One of the first days I’ve felt warm since I arrived a little over two weeks ago. Spring is finally here, at least in climate. I walked in the one direction I have yet to explore – up and over the hill toward the freeway. When I was here in January, Dave and I made it up to the bridge that took pedestrians over four lanes of constant traffic. Today, I crossed it.
The entrance to the museum was deserted. Apparently it doesn’t reopen until May, taking the two preceding months off. But since the sun was shining, I was happy to continue on exploring behind the large buildings I would someday return to when spring was well underway and the exhibits open.
Behind the museum was a sizable park, its main entrance on the other side. I had no idea it existed; never heard it mentioned, hadn’t read about it in my limited research on Cheonan online (or if I did, I certainly didn’t remember). Yet there it was – just a 10-15 minute walk away.
I first encounter a small “palace” of some sort – it looks more like a large ancient pagoda, but it’s important enough for its history to be written in English (only one other object shared that status). The king had stayed there in his travels to Cheonan in the early 1600s and, after the structure had been moved several times for various reasons, it currently rests, reconstructed, on the side of the small lake where it originally stood. Two adjumma (older women though the connotation, according to Dave, is that they are somewhat grumpy) huddle in its corner, intensely conversing. They stop, look up at me, and assess by the color of my skin that I cannot understand their gossip and resume.
I continue strolling on the uneven paths, taking pictures of statues whose meanings I fail to grasp. Birds made of logs and sticks; people in dance poses from traditional to modern; two entwined dragons. The only other English I see provides an explanation of a monument commemorating youth and fire fighters in their bravery in defending Korea from one of Japan’s many invasions. An unlikely pairing it seems, and the brief explanation of the memory leaves me wanting to know more about this youth movement of the 1940s.
The sun continues to shine, but the landscape is sparse, needing more rain and warmth to wake it up from its temporary death. I stop to look at a small grove of trees, and think to myself that it will be beautiful here when things start blooming.
At that moment, a small orange and black butterfly crosses my path and floats into the trees. It’s not a monarch, but its message to me is the same: I am witnessing/experiencing transformation and possibility. What I see here, what I am experiencing in my life right now, is just a part of transformation. The scenery may seem bleak, but it’s beautiful now. Not later. Right now.
I used to be the type of person who doesn’t believe in signs, but in the past year I have been shifting that frame of mind. Perhaps before I began to slow down, I never really gave myself the chance to see things that were right in front of me, signals blaring; my head down or my mind too preoccupied to notice. But today I was able to process what I needed to. The butterfly helped me see the park as beautiful today. Similarly, I need to see my own current struggles with control and change not as failures, but as part of my life that is still beautiful.

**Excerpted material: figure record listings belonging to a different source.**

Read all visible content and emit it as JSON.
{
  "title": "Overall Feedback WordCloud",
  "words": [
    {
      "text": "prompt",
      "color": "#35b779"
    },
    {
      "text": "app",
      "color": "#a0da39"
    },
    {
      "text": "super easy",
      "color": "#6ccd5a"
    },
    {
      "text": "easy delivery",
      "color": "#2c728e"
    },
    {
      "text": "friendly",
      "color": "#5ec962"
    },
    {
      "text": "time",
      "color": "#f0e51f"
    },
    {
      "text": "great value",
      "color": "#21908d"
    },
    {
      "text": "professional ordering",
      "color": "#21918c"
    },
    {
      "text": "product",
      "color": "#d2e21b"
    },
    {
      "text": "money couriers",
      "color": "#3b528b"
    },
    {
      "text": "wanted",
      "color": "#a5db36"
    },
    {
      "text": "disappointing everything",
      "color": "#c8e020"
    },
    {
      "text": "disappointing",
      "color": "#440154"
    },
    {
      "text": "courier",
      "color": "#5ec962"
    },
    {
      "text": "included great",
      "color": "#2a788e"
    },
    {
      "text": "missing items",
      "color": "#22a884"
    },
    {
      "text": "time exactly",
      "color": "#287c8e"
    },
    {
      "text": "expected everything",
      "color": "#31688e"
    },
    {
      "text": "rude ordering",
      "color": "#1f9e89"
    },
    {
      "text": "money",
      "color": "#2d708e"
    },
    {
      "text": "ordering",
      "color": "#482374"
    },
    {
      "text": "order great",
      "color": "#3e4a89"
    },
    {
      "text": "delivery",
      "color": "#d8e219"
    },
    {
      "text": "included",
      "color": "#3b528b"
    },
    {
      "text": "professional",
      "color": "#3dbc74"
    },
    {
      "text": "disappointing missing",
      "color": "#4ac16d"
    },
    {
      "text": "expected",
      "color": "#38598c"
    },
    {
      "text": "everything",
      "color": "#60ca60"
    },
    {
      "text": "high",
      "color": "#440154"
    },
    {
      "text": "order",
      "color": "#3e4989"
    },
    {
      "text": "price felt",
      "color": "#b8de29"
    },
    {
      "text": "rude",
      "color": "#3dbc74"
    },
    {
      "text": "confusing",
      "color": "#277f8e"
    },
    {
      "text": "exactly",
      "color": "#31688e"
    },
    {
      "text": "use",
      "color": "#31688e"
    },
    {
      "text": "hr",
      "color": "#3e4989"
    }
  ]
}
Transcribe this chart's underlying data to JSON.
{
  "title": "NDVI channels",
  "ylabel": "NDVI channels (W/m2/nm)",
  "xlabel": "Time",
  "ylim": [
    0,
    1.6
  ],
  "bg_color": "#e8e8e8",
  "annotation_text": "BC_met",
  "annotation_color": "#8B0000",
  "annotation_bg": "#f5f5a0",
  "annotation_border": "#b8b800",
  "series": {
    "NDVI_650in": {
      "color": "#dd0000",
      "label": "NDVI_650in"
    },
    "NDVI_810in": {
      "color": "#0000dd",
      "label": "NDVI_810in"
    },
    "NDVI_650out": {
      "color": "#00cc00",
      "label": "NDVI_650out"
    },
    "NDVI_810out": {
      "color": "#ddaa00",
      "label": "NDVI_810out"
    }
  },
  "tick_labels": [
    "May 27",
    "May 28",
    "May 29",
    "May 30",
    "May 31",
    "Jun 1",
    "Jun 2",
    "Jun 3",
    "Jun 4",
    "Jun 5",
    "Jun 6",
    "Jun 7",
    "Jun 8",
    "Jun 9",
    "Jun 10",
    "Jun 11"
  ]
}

I took my camera back out and took pictures of the park itself – not the art within it – appreciating its pre-spring beauty (I’ll work on appreciating myself and where I’m at later). Sure, it’s going to look better later when there’s more green, the flowers bloom, and the fountains are turned on, but there is a lot to appreciate here and now.
Feeling better about pretty much everything, I head home. As I begin to cross the small footbridge over the small, mostly dried up, creek, I see a crane standing on the bank. Almost immediately, he swoops in front of me and flies off. I’m not sure who was more startled by the others’ presence, but this bird was clearly not interested in sharing space. I watched him fly off and land near the bridge that would bring me back to the proper side of the freeway. I followed, pretty convinced that I would not see him again, even though I really wanted to catch another glimpse of the tall, awkward, wonderful bird. I did get my second chance as we spot each other again before he took off allowing me one small picture of him leaving me behind. I read that “If you see a crane flying, it may be drawing your eyes to the heavens, lifting your spirits, and inspiring you to trust in the universe.” and I hope it’s true. I’m probably supposed to believe it is, but I’m not quite there yet.